O restaurante Mesa de Lemos, em Silgueiros, acaba de estrear a sua nova carta, totalmente dedicada ao seu proprietário, o carismático empresário dos têxteis Celso Lemos.

 

TEXTO Ricardo Dias Felner FOTOS Cortesia Quinta de Lemos

AO entrarmos no edifício de espelhos, encastrado na colina de granito, deparamo-nos logo com a cozinha galáctica. As ilhas, em inox, usam da última tecnologia e estão instaladas dentro da sala de refeições, uma área em betão maciço que se estende ao longo do vidrado — um ovni na paisagem antiga de pedra escura e hortas do Dão. A primeira mesa está já ali, sem qualquer barreira, primeira plateia para assistir ao show de Diogo Rocha, o chef residente.

Quando chegamos, pelas 18h00, ele está num frenesim, a tratar da refeição. Não há tempo a perder com boas-vindas. “Vão ter de esperar até ao jantar”, atira, voltando à bancada de preparação. Daí a duas horas seremos os primeiros a experimentar a obra mais ambiciosa e, porventura, mais brilhante da sua carreira: o novo menu de Lemos, uma dúzia de pratos “inspirados” na figura do dono da quinta, Celso Lemos.

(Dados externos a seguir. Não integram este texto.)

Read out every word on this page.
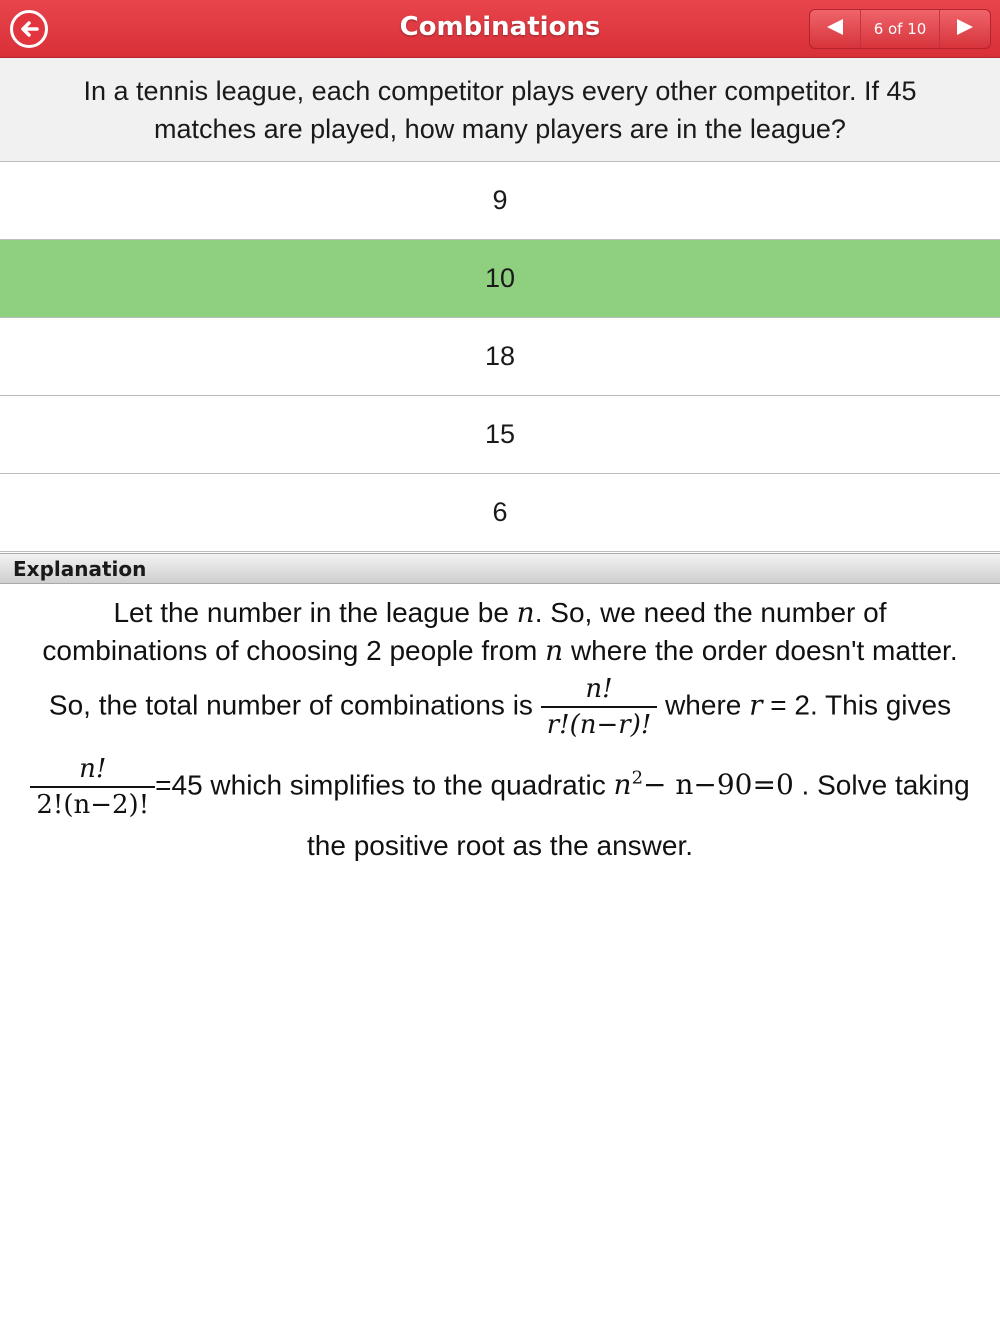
Combinations	6 of 10
In a tennis league, each competitor plays every other competitor. If 45 matches are played, how many players are in the league?
9
10
18
15
6
Explanation
Let the number in the league be n. So, we need the number of
combinations of choosing 2 people from n where the order doesn't matter.
So, the total number of combinations is $\frac{n!}{r!(n-r)!}$ where r = 2. This gives
$\frac{n!}{2!(n-2)!} =45$ which simplifies to the quadratic $n^2- n-90=0$ . Solve taking
the positive root as the answer.
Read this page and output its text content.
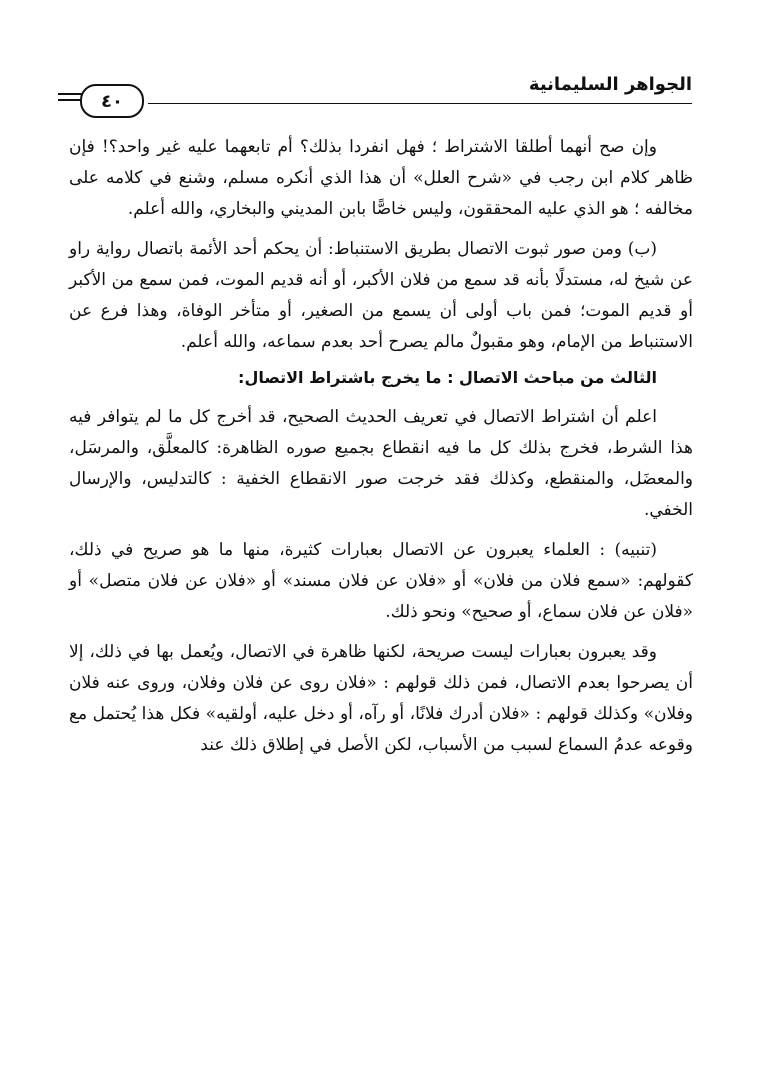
الجواهر السليمانية
٤٠

وإن صح أنهما أطلقا الاشتراط ؛ فهل انفردا بذلك؟ أم تابعهما عليه غير واحد؟! فإن ظاهر كلام ابن رجب في «شرح العلل» أن هذا الذي أنكره مسلم، وشنع في كلامه على مخالفه ؛ هو الذي عليه المحققون، وليس خاصًّا بابن المديني والبخاري، والله أعلم.

(ب) ومن صور ثبوت الاتصال بطريق الاستنباط: أن يحكم أحد الأئمة باتصال رواية راو عن شيخ له، مستدلًا بأنه قد سمع من فلان الأكبر، أو أنه قديم الموت، فمن سمع من الأكبر أو قديم الموت؛ فمن باب أولى أن يسمع من الصغير، أو متأخر الوفاة، وهذا فرع عن الاستنباط من الإمام، وهو مقبولٌ مالم يصرح أحد بعدم سماعه، والله أعلم.

الثالث من مباحث الاتصال : ما يخرج باشتراط الاتصال:

اعلم أن اشتراط الاتصال في تعريف الحديث الصحيح، قد أخرج كل ما لم يتوافر فيه هذا الشرط، فخرج بذلك كل ما فيه انقطاع بجميع صوره الظاهرة: كالمعلَّق، والمرسَل، والمعضَل، والمنقطع، وكذلك فقد خرجت صور الانقطاع الخفية : كالتدليس، والإرسال الخفي.

(تنبيه) : العلماء يعبرون عن الاتصال بعبارات كثيرة، منها ما هو صريح في ذلك، كقولهم: «سمع فلان من فلان» أو «فلان عن فلان مسند» أو «فلان عن فلان متصل» أو «فلان عن فلان سماع، أو صحيح» ونحو ذلك.

وقد يعبرون بعبارات ليست صريحة، لكنها ظاهرة في الاتصال، ويُعمل بها في ذلك، إلا أن يصرحوا بعدم الاتصال، فمن ذلك قولهم : «فلان روى عن فلان وفلان، وروى عنه فلان وفلان» وكذلك قولهم : «فلان أدرك فلانًا، أو رآه، أو دخل عليه، أولقيه» فكل هذا يُحتمل مع وقوعه عدمُ السماع لسبب من الأسباب، لكن الأصل في إطلاق ذلك عند
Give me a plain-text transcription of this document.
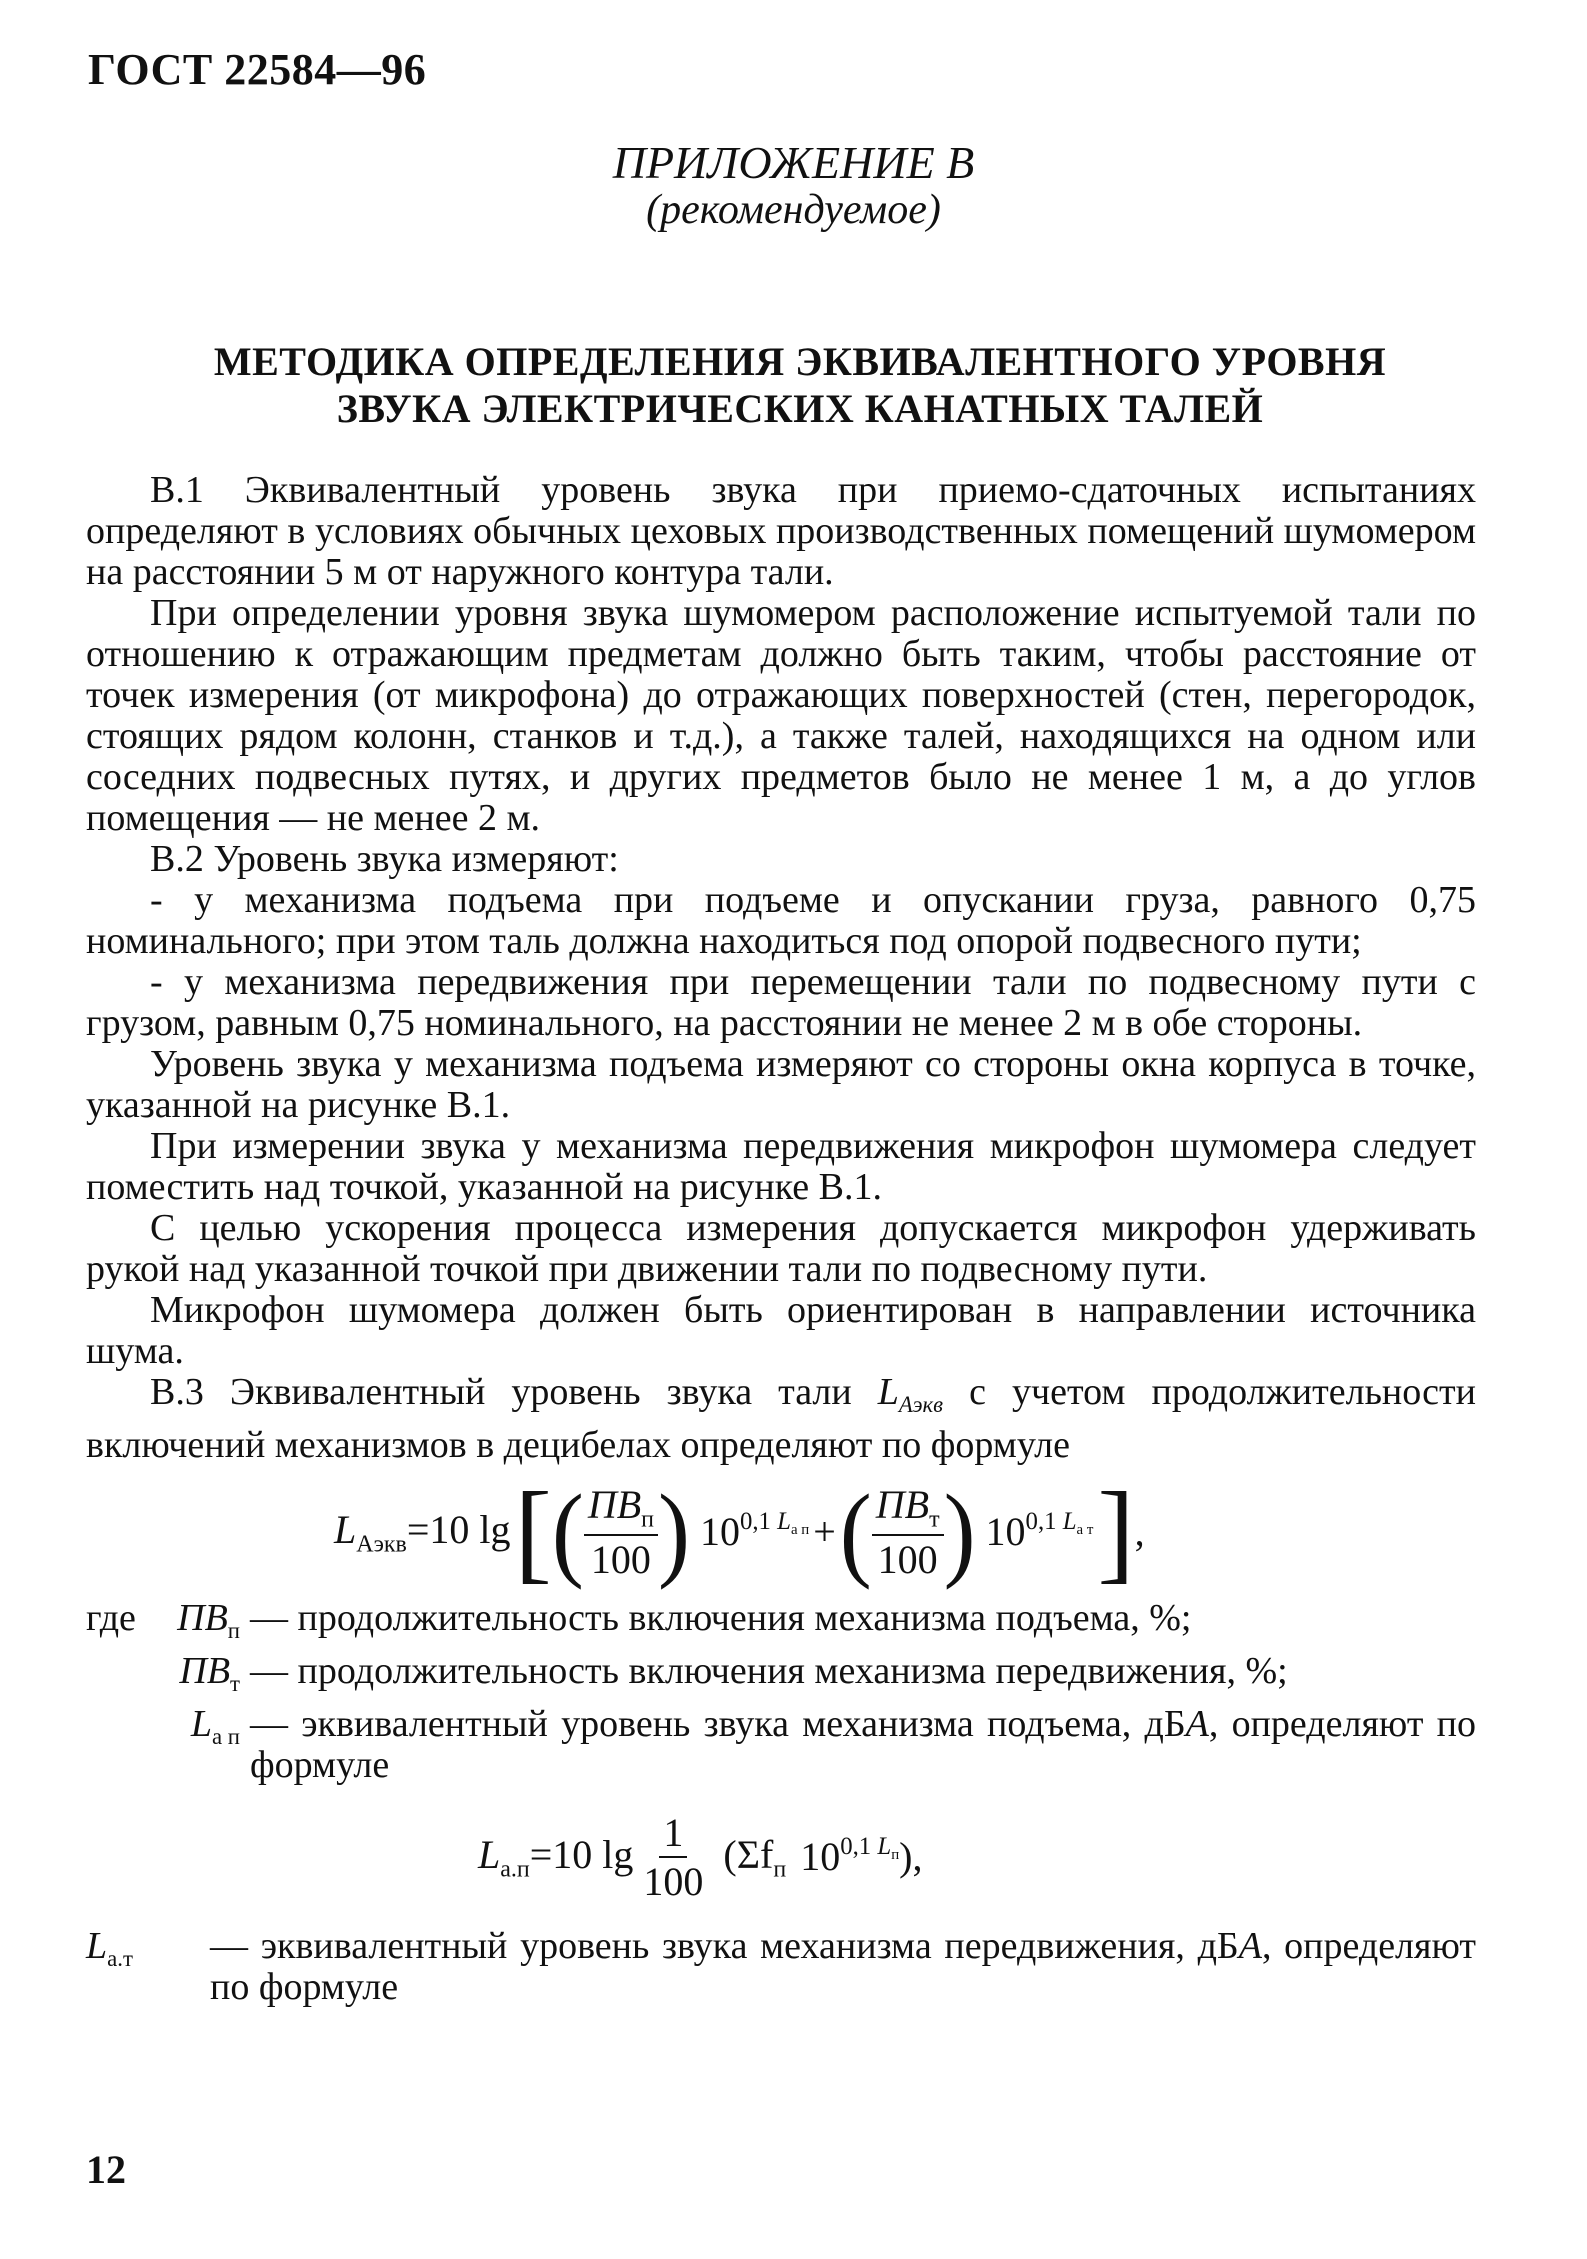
ГОСТ 22584—96
ПРИЛОЖЕНИЕ В
(рекомендуемое)
МЕТОДИКА ОПРЕДЕЛЕНИЯ ЭКВИВАЛЕНТНОГО УРОВНЯ
ЗВУКА ЭЛЕКТРИЧЕСКИХ КАНАТНЫХ ТАЛЕЙ

В.1 Эквивалентный уровень звука при приемо-сдаточных испытаниях определяют в условиях обычных цеховых производственных помещений шумомером на расстоянии 5 м от наружного контура тали.

При определении уровня звука шумомером расположение испытуемой тали по отношению к отражающим предметам должно быть таким, чтобы расстояние от точек измерения (от микрофона) до отражающих поверхностей (стен, перегородок, стоящих рядом колонн, станков и т.д.), а также талей, находящихся на одном или соседних подвесных путях, и других предметов было не менее 1 м, а до углов помещения — не менее 2 м.

В.2 Уровень звука измеряют:

- у механизма подъема при подъеме и опускании груза, равного 0,75 номинального; при этом таль должна находиться под опорой подвесного пути;

- у механизма передвижения при перемещении тали по подвесному пути с грузом, равным 0,75 номинального, на расстоянии не менее 2 м в обе стороны.

Уровень звука у механизма подъема измеряют со стороны окна корпуса в точке, указанной на рисунке В.1.

При измерении звука у механизма передвижения микрофон шумомера следует поместить над точкой, указанной на рисунке В.1.

С целью ускорения процесса измерения допускается микрофон удерживать рукой над указанной точкой при движении тали по подвесному пути.

Микрофон шумомера должен быть ориентирован в направлении источника шума.

В.3 Эквивалентный уровень звука тали $L_{Аэкв}$ с учетом продолжительности включений механизмов в децибелах определяют по формуле

$L_{Аэкв}=10$ lg [ ( $\frac{ПВ_п}{100}$ ) $10^{0,1 L_{а п}}$ + ( $\frac{ПВ_т}{100}$ ) $10^{0,1 L_{а т}}$ ] ,
где	$ПВ_п$ — продолжительность включения механизма подъема, %;
$ПВ_т$ — продолжительность включения механизма передвижения, %;
$L_{а п}$ — эквивалентный уровень звука механизма подъема, дБА, определяют по формуле
$L_{а.п}=10$ $\lg \frac{1}{100} (\Sigma f_п$ $10^{0,1 L_п}$),
$L_{а.т}$	— эквивалентный уровень звука механизма передвижения, дБА, определяют по формуле
12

À primeira vista, a ideia de homenagear o patrão pode parecer graxa fajuta ou adoração provinciana. Mas rapidamente percebemos que o fundador da empresa Abyss & Habidecor, sedeada em Viseu e que alguém já classificou como “o Rolls Royce dos atoalhados”, mas também produtor de vinhos exclusivos, não é um homem qualquer. A primeira prova está no restaurante. A segunda aparece uns metros à frente.

Os quartos onde ficaremos alojados são no prolongamento da sala do restaurante. Ao abrirmos a porta, cinco metros de pé direito em madeira, o espanto outra vez, um espanto ainda maior. Ao centro, uma cama vestida de colchas luxuosas, ao lado uma banheira de granito onde se pode imergir e ficar a ver o cenário verdejante dos montes a sudoeste, só um vidro imenso a separar-nos daquele postal de pôr-do-sol.

Para encontrarmos a terceira prova de que Celso Lemos não é um homem qualquer, é só olharmos para o chão. O tapete gigante de algodão do Egipto, que decora o quarto, é um exemplo da qualidade dos seus têxteis. Muito poucos, todavia, têm tido o privilégio de o pisar. Os quartos são para uso exclusivo de chefs, importadores de vinho e outros amigos da família. A nós, coube-nos a vaga da imprensa.

Jantar completo
Completada a visita guiada — e um banhito na tal banheira, vá — é tempo de comer. Às oito começa o jantar, um festim de cinco horas. A abertura é logo em grande, celebrando uma velha máxima de Celso: uma refeição boa tem de ter bons ovos e boas batatas. Tudo simples, uma patanisca de batata com ovo cozinhado a baixa temperatura e um pickle de cebola — coisa para nos ficar na cabeça durante uma vida.

A filosofia prolonga-se nos outros pratos, sempre sofisticados, mas com poucos elementos e saborosíssimos. Pontos altos, para além do ovo inaugural: o carapau em salmoura; a raia com pinhões e molho de fígados; o atum com fricassé, feijão frade e feijão trigueiro; o tártaro de lagostim. A acompanhar só vinhos da casa, onde não faltou o mítico Dona Paullete, de Encruzado, ou o Jaen de 2008. O Mesa de Lemos abre às quintas e sextas ao jantar, sábados ao almoço e jantar, domingo ao almoço. Menus a começar nos 35 euros e a subirem por aí a fora, até mais de uma centena de euros.

Muito dinheiro, é certo, mas o restaurante faz alta-cozinha de nível Michelin e Diogo Rocha só vai ao tapete se ele for do Celso.